TYLER, Texas (KETK) – The University of Texas at Tyler School of Medicine has received a $1.25 million dollar gift in support of Dr. Jennifer R. Honda’s lung disease research.
The university said the gift from the Padosi Foundation will help fund Honda’s research into nontuberculous mycobacteria (NTM), an infection that UT Tyler said is an emerging public health threat that damages and scars the airways making those infected more at risk to other infections.
“Our university is nationally recognized for treating nontuberculous mycobacterial lung disease,”
said Dr. Julie V. Philley, executive vice president and vice provost for UT Tyler health affairs. “The
addition of Dr. Jennifer Honda to the Tyler team is a game changer. We cannot express how excited we are about this project and Dr. Honda’s expertise in the lab. We are committed to her success but most importantly, the diagnosis, treatment and understanding of these bacteria with the goal of helping patients.”
Honda is the inaugural director of the UT Tyler’s Center for Mycobacterial Treatment and Discovery and they’re researching how nontuberculous mycobacteria develop and reacts to changes in the climate. The $1.25 million gift will give them more research opportunities and help them recruit researchers from around the nation, according to the university.

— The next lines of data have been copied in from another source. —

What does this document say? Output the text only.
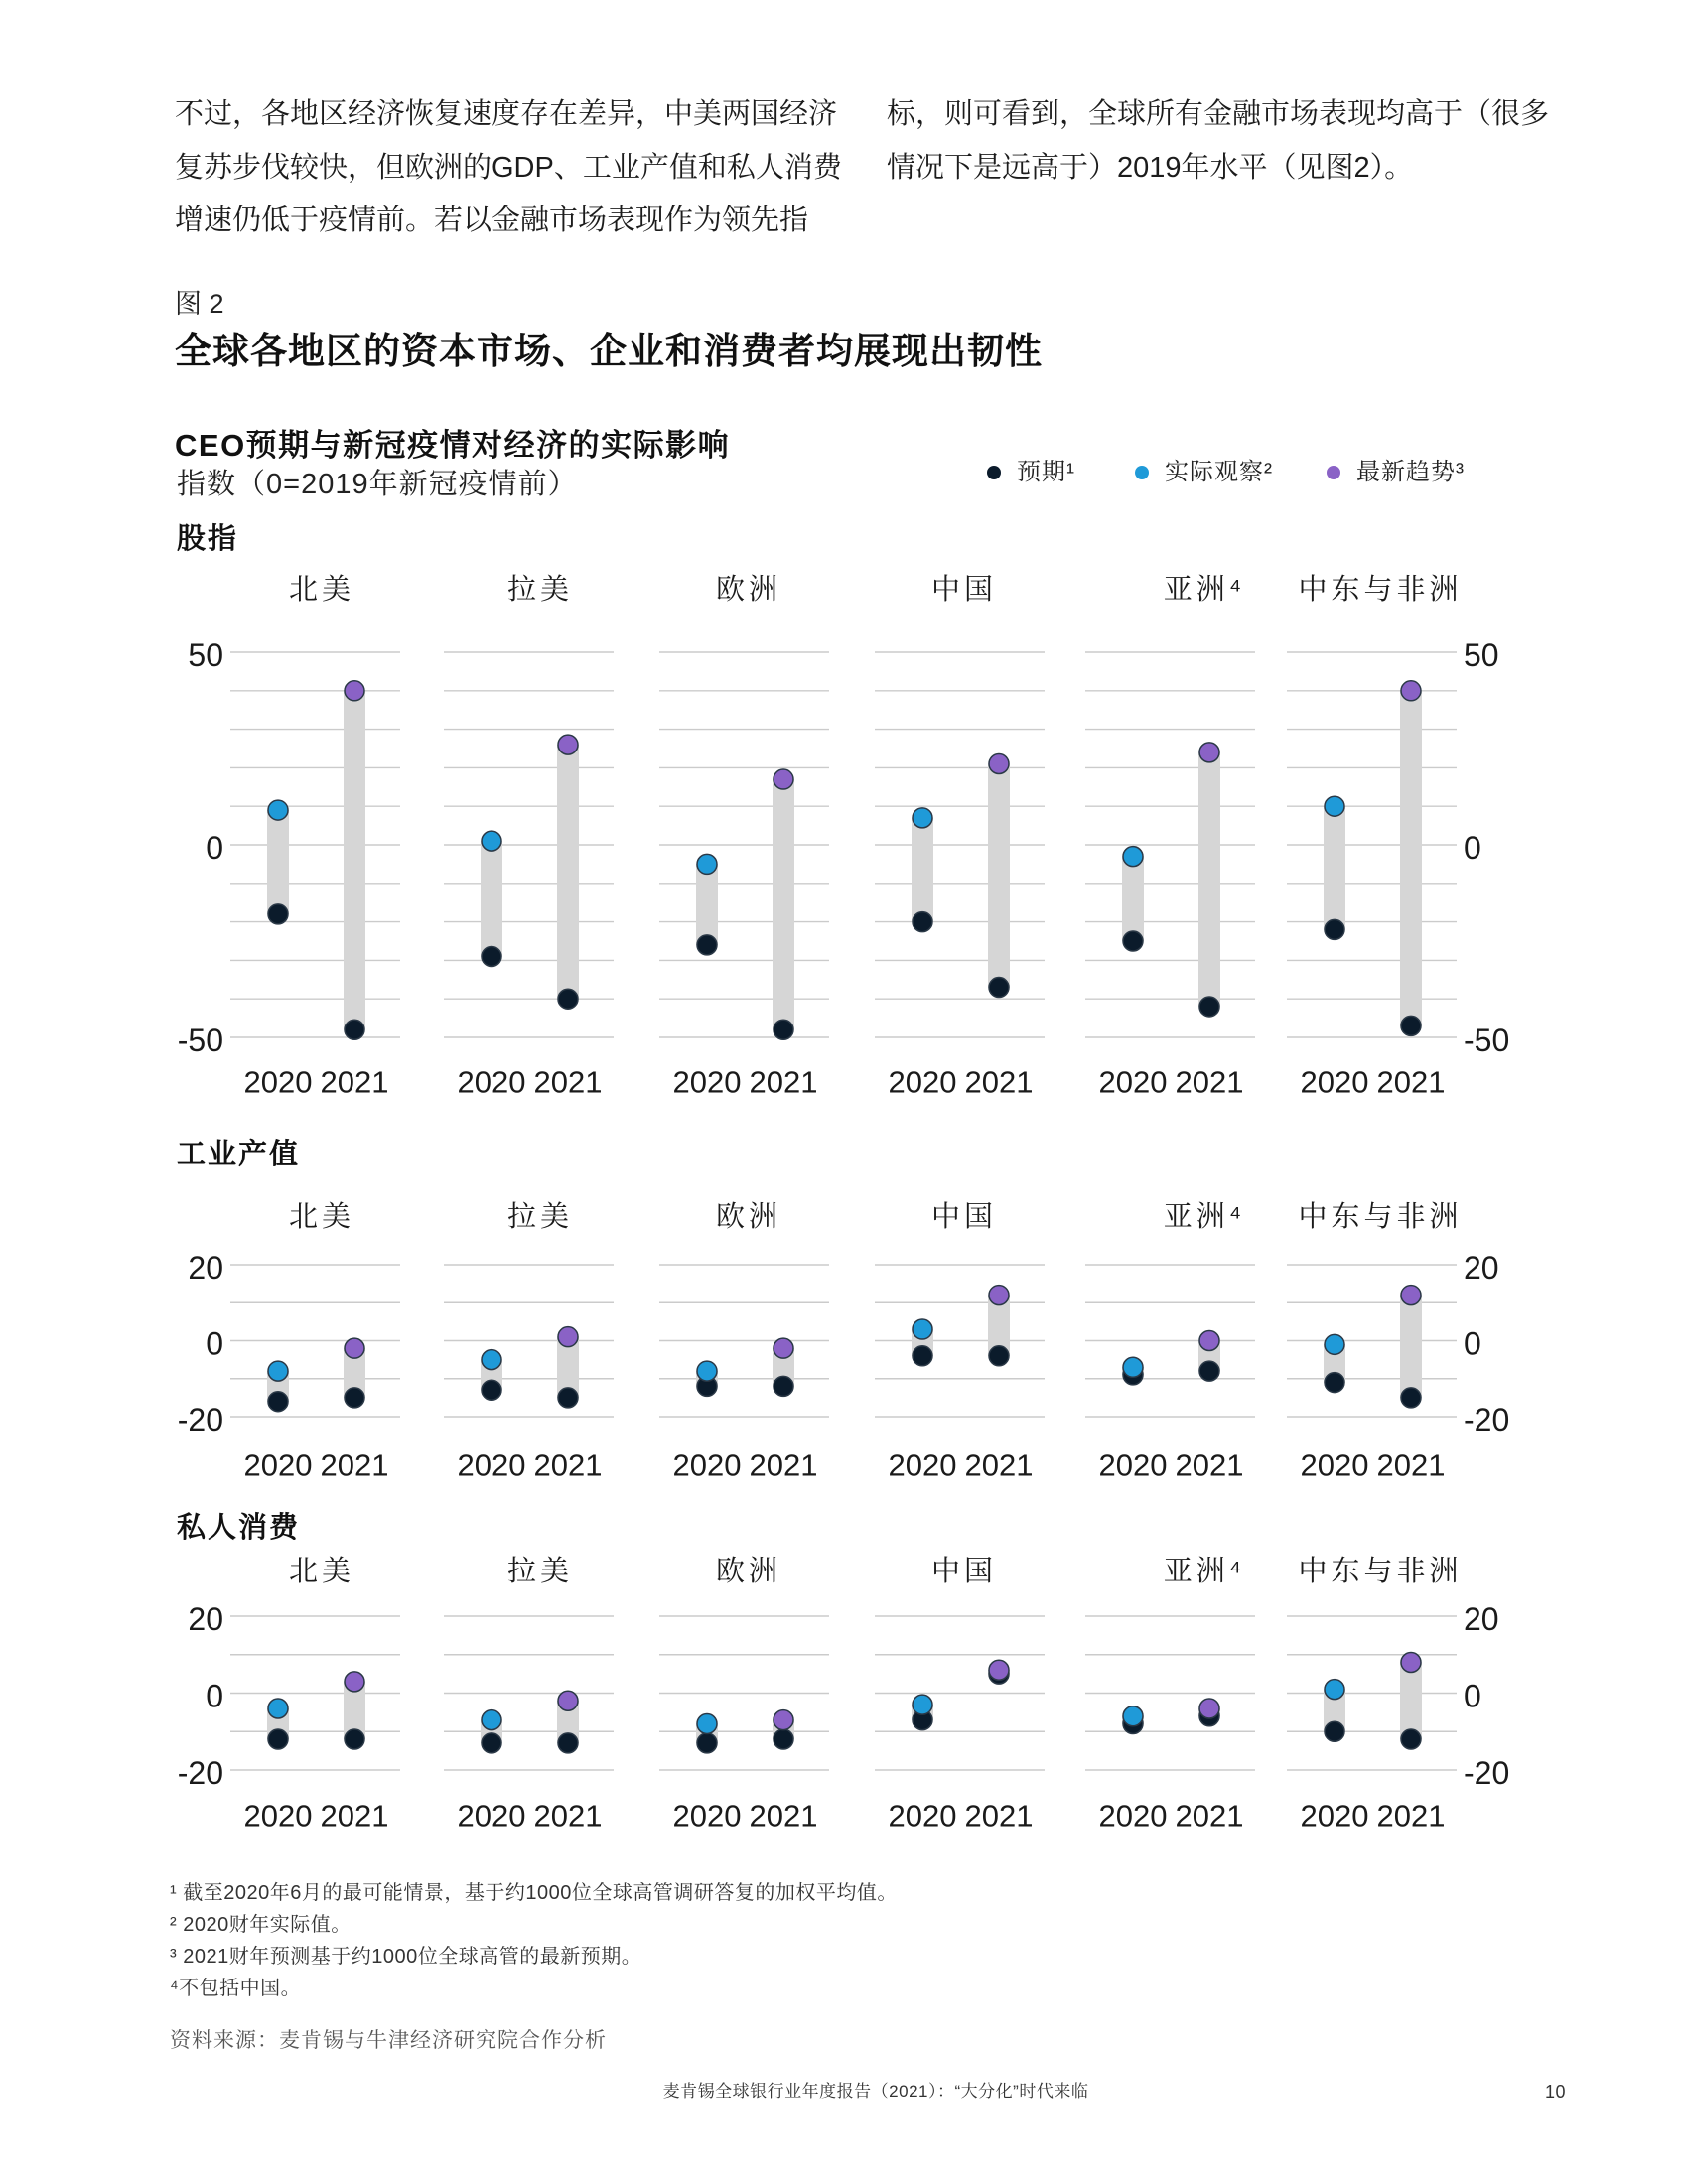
50	50
0	0
-50	-50
北美
2020 2021
拉美
2020 2021
欧洲
2020 2021
中国
2020 2021
亚洲⁴
2020 2021
中东与非洲
2020 2021
20	20
0	0
-20	-20
北美
2020 2021
拉美
2020 2021
欧洲
2020 2021
中国
2020 2021
亚洲⁴
2020 2021
中东与非洲
2020 2021
20	20
0	0
-20	-20
北美
2020 2021
拉美
2020 2021
欧洲
2020 2021
中国
2020 2021
亚洲⁴
2020 2021
中东与非洲
2020 2021
不过，各地区经济恢复速度存在差异，中美两国经济
复苏步伐较快，但欧洲的GDP、工业产值和私人消费
增速仍低于疫情前。若以金融市场表现作为领先指
标，则可看到，全球所有金融市场表现均高于（很多
情况下是远高于）2019年水平（见图2）。
图 2
全球各地区的资本市场、企业和消费者均展现出韧性
CEO预期与新冠疫情对经济的实际影响
指数（0=2019年新冠疫情前）	预期¹	实际观察²	最新趋势³
股指
工业产值
私人消费
¹ 截至2020年6月的最可能情景，基于约1000位全球高管调研答复的加权平均值。
² 2020财年实际值。
³ 2021财年预测基于约1000位全球高管的最新预期。
⁴不包括中国。
资料来源：麦肯锡与牛津经济研究院合作分析
麦肯锡全球银行业年度报告（2021）：“大分化”时代来临	10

“We are thrilled to support the UT Tyler School of Medicine on this groundbreaking initiative and to continue our support of Dr. Jennifer R. Honda’s research,” said Andrew Merz, executive director of the Padosi Foundation. “Padosi was founded in Hawaii, which has one of the highest rates of NTM lung disease in the nation, and we have always been inspired by the community-oriented approach that Dr. Honda takes to her research, which offers enriching educational opportunities to high school and college students and other members of the community in Hawaii. We are so excited to see what she and UT Tyler do next.”
Honda was born in Hawaii and received her bachelor’s degree in biology and zoology from Colorado State University, her master’s degree in microbiology from the University of Hawaii and her PhD in microbiology from the University of Colorado Anschutz Medical Campus.
“I look forward to this next chapter with the Padosi Foundation,” said Honda. “The foundation’s
support will help us produce additional scientific discoveries, while continuing to train the next
generation of NTM scientists and clinicians on a larger scale.”